One last question. Does JJ have any advice for budding musicians, engineers, producers or sampling experts? He shakes his head in bewilderment at the prospect of people wanting to enter the music industry:

“My advice is: don’t! It’s not the kind of industry which helps you to be caring and unselfish. The way it works is that if you’re successful, you are wonderful; it reinforces all kinds of horrible little things in your character. I didn’t wake up to that until I had children. I suddenly realised that my responsibilities aren’t just to myself anymore, and also that when you misbehave in an egocentric way or are unpleasant to other people, it will come back to you. That’s why selfish, arrogant, little shit attitudes won’t wash anymore. And if you believe in reincarnation, you might come back as a lawyer — and I think that’s even worse than being a struggling musician!” 

And what about struggling musicians who, despite all this, still want to become successful?

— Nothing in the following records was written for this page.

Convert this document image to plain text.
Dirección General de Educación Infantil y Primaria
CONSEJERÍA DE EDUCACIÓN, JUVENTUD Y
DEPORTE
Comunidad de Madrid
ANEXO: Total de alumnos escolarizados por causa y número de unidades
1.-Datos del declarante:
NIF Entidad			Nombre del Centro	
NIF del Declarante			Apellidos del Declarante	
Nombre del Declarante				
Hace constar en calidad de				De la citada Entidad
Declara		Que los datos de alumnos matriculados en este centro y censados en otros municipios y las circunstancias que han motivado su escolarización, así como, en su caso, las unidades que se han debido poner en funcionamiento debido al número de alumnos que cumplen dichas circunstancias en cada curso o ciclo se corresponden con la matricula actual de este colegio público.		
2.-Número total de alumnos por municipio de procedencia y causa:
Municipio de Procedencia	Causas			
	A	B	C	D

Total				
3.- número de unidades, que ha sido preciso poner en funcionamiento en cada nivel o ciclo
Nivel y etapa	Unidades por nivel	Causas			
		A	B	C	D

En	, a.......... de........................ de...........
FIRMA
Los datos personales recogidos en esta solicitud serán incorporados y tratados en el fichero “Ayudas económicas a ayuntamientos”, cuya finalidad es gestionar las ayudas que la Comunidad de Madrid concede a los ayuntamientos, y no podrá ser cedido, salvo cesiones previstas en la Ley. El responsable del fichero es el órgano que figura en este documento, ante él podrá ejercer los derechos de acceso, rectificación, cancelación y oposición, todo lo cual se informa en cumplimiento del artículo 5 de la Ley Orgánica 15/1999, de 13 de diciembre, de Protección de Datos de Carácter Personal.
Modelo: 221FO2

“Well, first and foremost, never trust anybody who says: ‘trust me.’ Next: be professional — by which I mean, when you have a meeting or an audition, come half an hour early and make sure your fingernails are clean, and that you know what you’re up to. And never lie. If you can’t do something, say you can’t do it, so you can’t be faulted. Naturally you build yourself up a little bit, but at the end of the day, when someone is paying you money to do a job and they discover that you can’t do that job, it will be the end of the relationship. Whereas if you say: ‘I can’t do it, but I’ll find somebody who can’, you’re without fault.” JJ muses for a moment and then says sharply: “Always remember that you don’t really know anything. You might know what a chord is called or how a sequencer works, but ultimately, you can never anticipate how anybody is going to react to the music you make. So be yourself and make it provocative. Whatever you do, provoke a reaction! There’s too much mediocrity in the world.